Maureen, Alexis, Camille, Samuel, Valerie, Jean-Luc… They were all in the chaos of the Bataclan on the evening of 13 November. Together in Life for Paris, they overcome the attacks together. A year later, they testify to the difficult path of reconstruction. One day at a time, until the 13th of November, check out the story of each of them. Here is the testimony of Camille.
Life for Paris, the association of support and mutual assistance to the victims of the attacks of 13 November, is born out of the need of survivors to come together to overcome their difficulties together. Visible or invisible, of the injuries they are suffering are profound. The direct victims, caregivers, and loved ones of the deceased, today they are 650 to exchange on a private group (Facebook), a hard core of the association.
Life for Paris is today a recognized entity of government the stake, beyond the support and assistance to victims, is to become a force of proposal to improve the support for victims of terrorist attacks, those of today and tomorrow. Recognize the psychological wound in the same way as the physical injury, to extend the free medical care via health insurance beyond one year, allowing victims to declare themselves on a “one stop shop” that centralizes all the formalities… Such are the improvements that will see the light of day thanks to the energy of these citizens, the victims of the attacks of the 13th of November. To the first anniversary date, they wished to organise, in the way that seems most appropriate, their own day of commemoration.
Camille, 27 years old
” In my circle, a lot of people don’t know that I was at the Bataclan that night. I decided not to say it. Even if this event is a part of me, it is not really part of my personality. It is a moment that I lived. When around me, people speak of 13 November, they do it very naturally, while for me it is very complex. If the conversation lasts too long, I me eclipse.
I am not immediately followed by a psy. Was hot, I didn’t want to. Later, I did sessions of osteopathy and acupuncture. I needed to physically release the pressure. I am aware of the link between the body and the spirit, what I had not suspected before. This has also allowed me to know me myself. I then had a few sessions of psych until, quite quickly, I no longer felt the need. At the time of my support, I had everything stuck in my head. “Ca va!” I have always been like that, it’s my character. “If I want to get better, I’m better !” I had to realize and accept that I had to take the time to get better.
I still don’t understand how this could happen nor how I got out. These issues remain present. When you almost die, you realize how everything can stop at the minute. How to get to resume the course of his life ? A birthday, a wedding, my paragliding flight… For each event that is a bit exceptional since the Bataclan, I thought stealth where I say to myself that I could not be there to live it.

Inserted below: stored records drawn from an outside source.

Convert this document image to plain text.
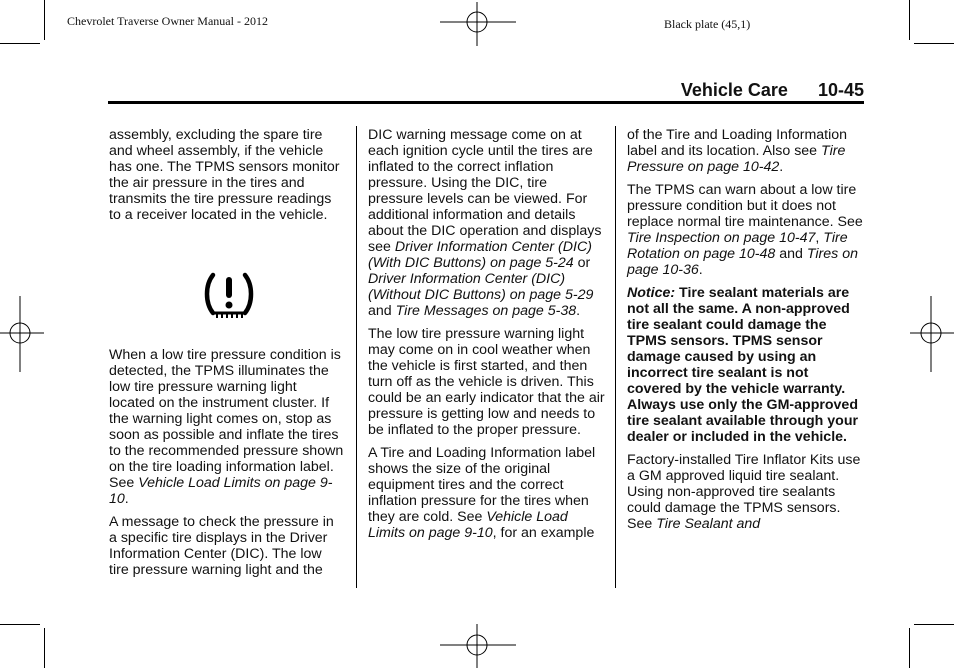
Chevrolet Traverse Owner Manual - 2012	Black plate (45,1)
Vehicle Care 10-45

assembly, excluding the spare tire and wheel assembly, if the vehicle has one. The TPMS sensors monitor the air pressure in the tires and transmits the tire pressure readings to a receiver located in the vehicle.

When a low tire pressure condition is detected, the TPMS illuminates the low tire pressure warning light located on the instrument cluster. If the warning light comes on, stop as soon as possible and inflate the tires to the recommended pressure shown on the tire loading information label. See Vehicle Load Limits on page 9-10.

A message to check the pressure in a specific tire displays in the Driver Information Center (DIC). The low tire pressure warning light and the

DIC warning message come on at each ignition cycle until the tires are inflated to the correct inflation pressure. Using the DIC, tire pressure levels can be viewed. For additional information and details about the DIC operation and displays see Driver Information Center (DIC) (With DIC Buttons) on page 5-24 or Driver Information Center (DIC) (Without DIC Buttons) on page 5-29 and Tire Messages on page 5-38.

The low tire pressure warning light may come on in cool weather when the vehicle is first started, and then turn off as the vehicle is driven. This could be an early indicator that the air pressure is getting low and needs to be inflated to the proper pressure.

A Tire and Loading Information label shows the size of the original equipment tires and the correct inflation pressure for the tires when they are cold. See Vehicle Load Limits on page 9-10, for an example

of the Tire and Loading Information label and its location. Also see Tire Pressure on page 10-42.

The TPMS can warn about a low tire pressure condition but it does not replace normal tire maintenance. See Tire Inspection on page 10-47, Tire Rotation on page 10-48 and Tires on page 10-36.

Notice: Tire sealant materials are not all the same. A non-approved tire sealant could damage the TPMS sensors. TPMS sensor damage caused by using an incorrect tire sealant is not covered by the vehicle warranty. Always use only the GM-approved tire sealant available through your dealer or included in the vehicle.

Factory-installed Tire Inflator Kits use a GM approved liquid tire sealant. Using non-approved tire sealants could damage the TPMS sensors. See Tire Sealant and
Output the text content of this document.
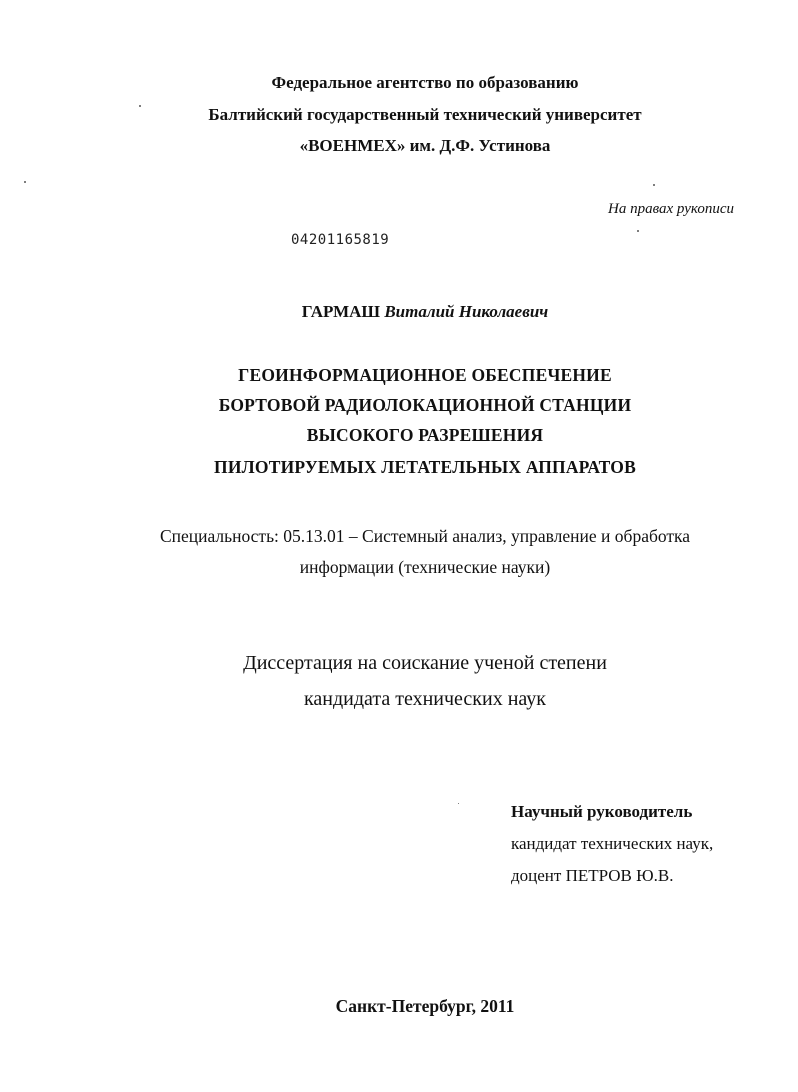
Федеральное агентство по образованию
Балтийский государственный технический университет
«ВОЕНМЕХ» им. Д.Ф. Устинова
На правах рукописи
04201165819
ГАРМАШ Виталий Николаевич
ГЕОИНФОРМАЦИОННОЕ ОБЕСПЕЧЕНИЕ
БОРТОВОЙ РАДИОЛОКАЦИОННОЙ СТАНЦИИ
ВЫСОКОГО РАЗРЕШЕНИЯ
ПИЛОТИРУЕМЫХ ЛЕТАТЕЛЬНЫХ АППАРАТОВ
Специальность: 05.13.01 – Системный анализ, управление и обработка
информации (технические науки)
Диссертация на соискание ученой степени
кандидата технических наук
Научный руководитель
кандидат технических наук,
доцент ПЕТРОВ Ю.В.
Санкт-Петербург, 2011
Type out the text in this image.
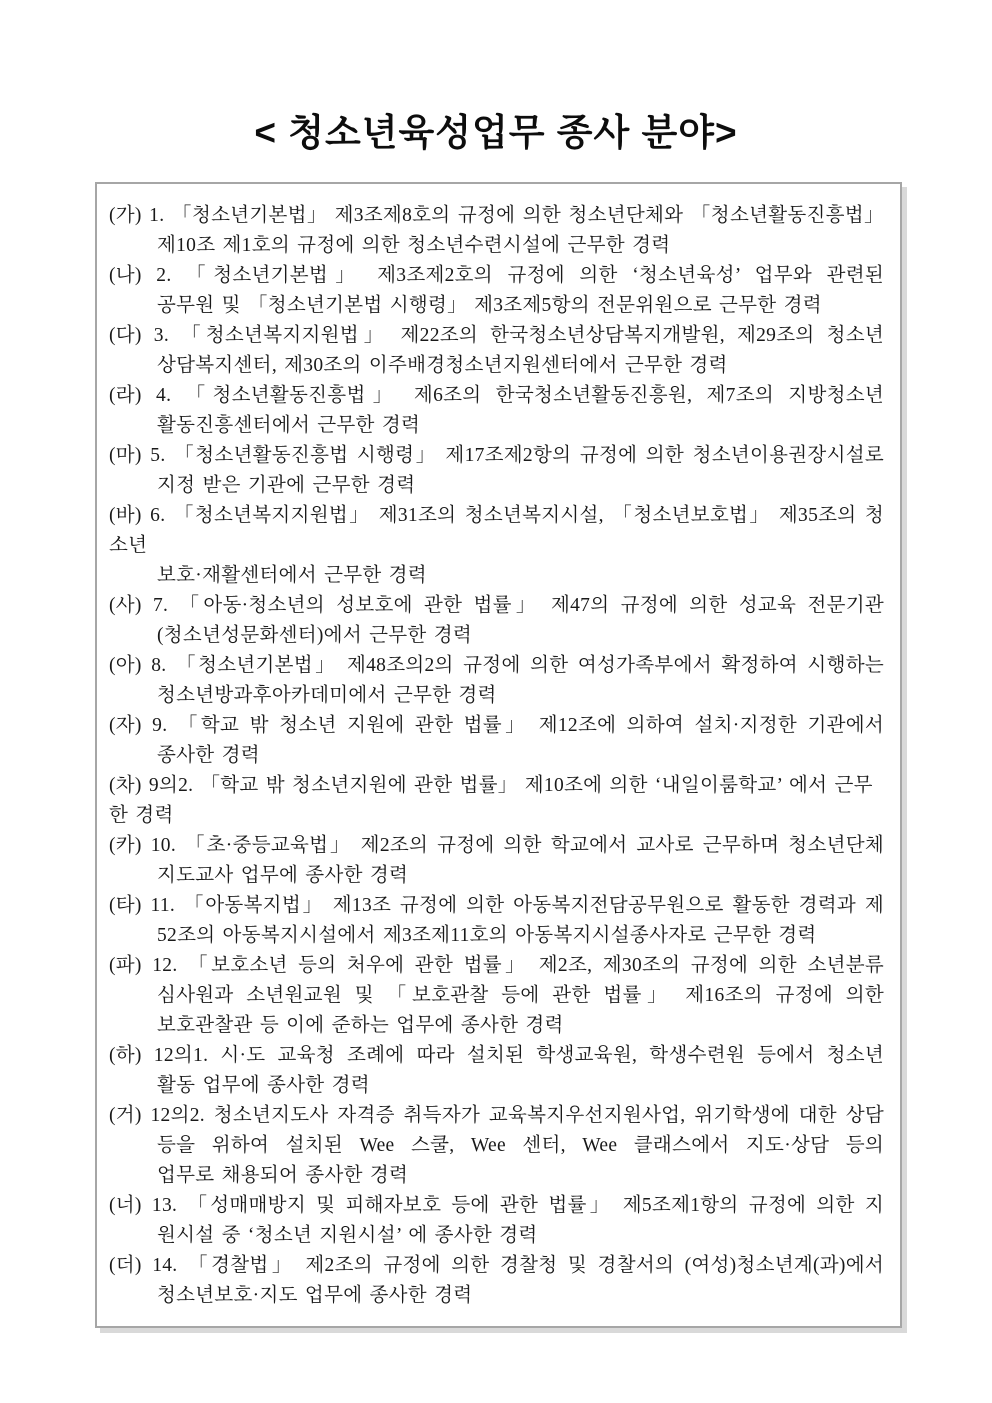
< 청소년육성업무 종사 분야>
(가) 1. 「청소년기본법」 제3조제8호의 규정에 의한 청소년단체와 「청소년활동진흥법」
제10조 제1호의 규정에 의한 청소년수련시설에 근무한 경력
(나) 2. 「청소년기본법」 제3조제2호의 규정에 의한 ‘청소년육성’ 업무와 관련된
공무원 및 「청소년기본법 시행령」 제3조제5항의 전문위원으로 근무한 경력
(다) 3. 「청소년복지지원법」 제22조의 한국청소년상담복지개발원, 제29조의 청소년
상담복지센터, 제30조의 이주배경청소년지원센터에서 근무한 경력
(라) 4. 「청소년활동진흥법」 제6조의 한국청소년활동진흥원, 제7조의 지방청소년
활동진흥센터에서 근무한 경력
(마) 5. 「청소년활동진흥법 시행령」 제17조제2항의 규정에 의한 청소년이용권장시설로
지정 받은 기관에 근무한 경력
(바) 6. 「청소년복지지원법」 제31조의 청소년복지시설, 「청소년보호법」 제35조의 청소년
보호·재활센터에서 근무한 경력
(사) 7. 「아동·청소년의 성보호에 관한 법률」 제47의 규정에 의한 성교육 전문기관
(청소년성문화센터)에서 근무한 경력
(아) 8. 「청소년기본법」 제48조의2의 규정에 의한 여성가족부에서 확정하여 시행하는
청소년방과후아카데미에서 근무한 경력
(자) 9. 「학교 밖 청소년 지원에 관한 법률」 제12조에 의하여 설치·지정한 기관에서
종사한 경력
(차) 9의2. 「학교 밖 청소년지원에 관한 법률」 제10조에 의한 ‘내일이룸학교’ 에서 근무한 경력
(카) 10. 「초·중등교육법」 제2조의 규정에 의한 학교에서 교사로 근무하며 청소년단체
지도교사 업무에 종사한 경력
(타) 11. 「아동복지법」 제13조 규정에 의한 아동복지전담공무원으로 활동한 경력과 제
52조의 아동복지시설에서 제3조제11호의 아동복지시설종사자로 근무한 경력
(파) 12. 「보호소년 등의 처우에 관한 법률」 제2조, 제30조의 규정에 의한 소년분류
심사원과 소년원교원 및 「보호관찰 등에 관한 법률」 제16조의 규정에 의한
보호관찰관 등 이에 준하는 업무에 종사한 경력
(하) 12의1. 시·도 교육청 조례에 따라 설치된 학생교육원, 학생수련원 등에서 청소년
활동 업무에 종사한 경력
(거) 12의2. 청소년지도사 자격증 취득자가 교육복지우선지원사업, 위기학생에 대한 상담
등을 위하여 설치된 Wee 스쿨, Wee 센터, Wee 클래스에서 지도·상담 등의
업무로 채용되어 종사한 경력
(너) 13. 「성매매방지 및 피해자보호 등에 관한 법률」 제5조제1항의 규정에 의한 지
원시설 중 ‘청소년 지원시설’ 에 종사한 경력
(더) 14. 「경찰법」 제2조의 규정에 의한 경찰청 및 경찰서의 (여성)청소년계(과)에서
청소년보호·지도 업무에 종사한 경력
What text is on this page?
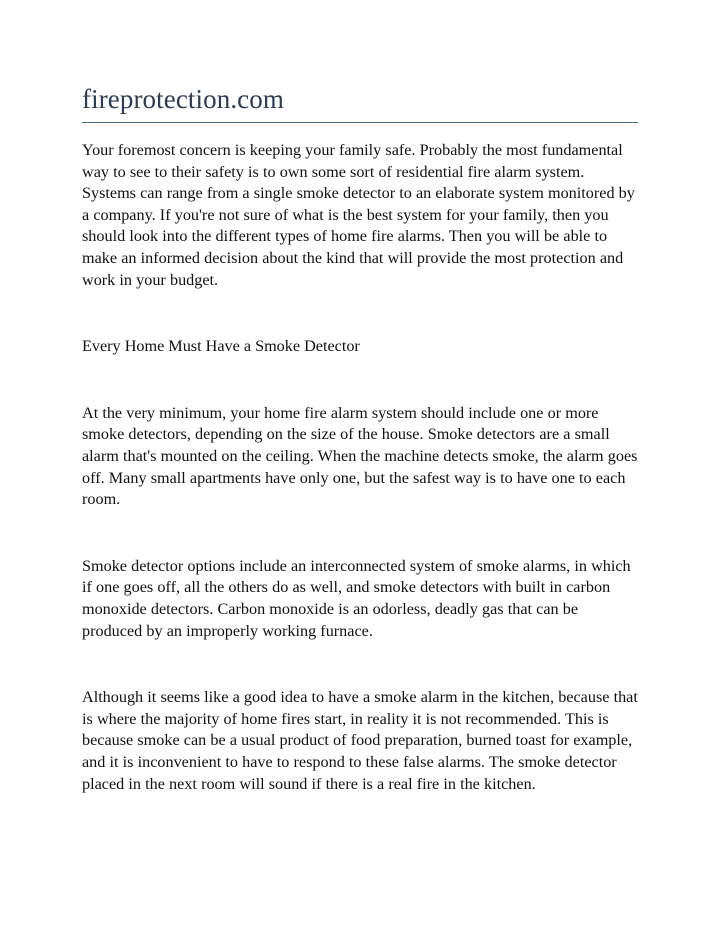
fireprotection.com

Your foremost concern is keeping your family safe. Probably the most fundamental way to see to their safety is to own some sort of residential fire alarm system. Systems can range from a single smoke detector to an elaborate system monitored by a company. If you're not sure of what is the best system for your family, then you should look into the different types of home fire alarms. Then you will be able to make an informed decision about the kind that will provide the most protection and work in your budget.

Every Home Must Have a Smoke Detector

At the very minimum, your home fire alarm system should include one or more smoke detectors, depending on the size of the house. Smoke detectors are a small alarm that's mounted on the ceiling. When the machine detects smoke, the alarm goes off. Many small apartments have only one, but the safest way is to have one to each room.

Smoke detector options include an interconnected system of smoke alarms, in which if one goes off, all the others do as well, and smoke detectors with built in carbon monoxide detectors. Carbon monoxide is an odorless, deadly gas that can be produced by an improperly working furnace.

Although it seems like a good idea to have a smoke alarm in the kitchen, because that is where the majority of home fires start, in reality it is not recommended. This is because smoke can be a usual product of food preparation, burned toast for example, and it is inconvenient to have to respond to these false alarms. The smoke detector placed in the next room will sound if there is a real fire in the kitchen.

I do want to make something good of my life
This tragedy has brought to light some of the negative aspects in my life. I took the time to look and eliminate what went wrong. For me, this is what makes sense today. It was a moment that I was not good in my work. “What am I doing here ? I am not well. Why I don’t move ?” I dared to give my resignation and look for it in another professional sector. I found a job in which I thrive completely. The job of my dreams, nearly ! I see my family, I take advantage better of the people that I love. I listen to myself more, putting myself under pressure, not forcing myself on most things. This is all part of the person I am today. I am alive while others have not had this chance. This makes me sad, but I think I’m even more eager to do something good in my life.
It is many to resume the above
I entered in the association, in a first time in order not to feel alone. To exchange views with the group has enabled me to understand that my feelings were normal. Today, it is especially to see all of the beautiful stories that are being written. See that people are going to be better committed to getting better. It is a true emulation.
I testify today to show that, despite an event as terrible, I’ve managed to move forward and improve myself. It is many to recover. It is important to say it because people need to have the negative image of us. When I do the balance, I prefer the quality of my life now. There is this spectrum of horror, yet on a daily basis, but if I take it off the scale, I can say that I feel more happy today. “
also read : “I want to create beautiful things”
also read : “I can spend an hour without thinking at the Bataclan”
The book of the photographer Férial “No more our dead”, in Criteria Editions, 128 pages, 22 euros. Date of issue November 14, 2016.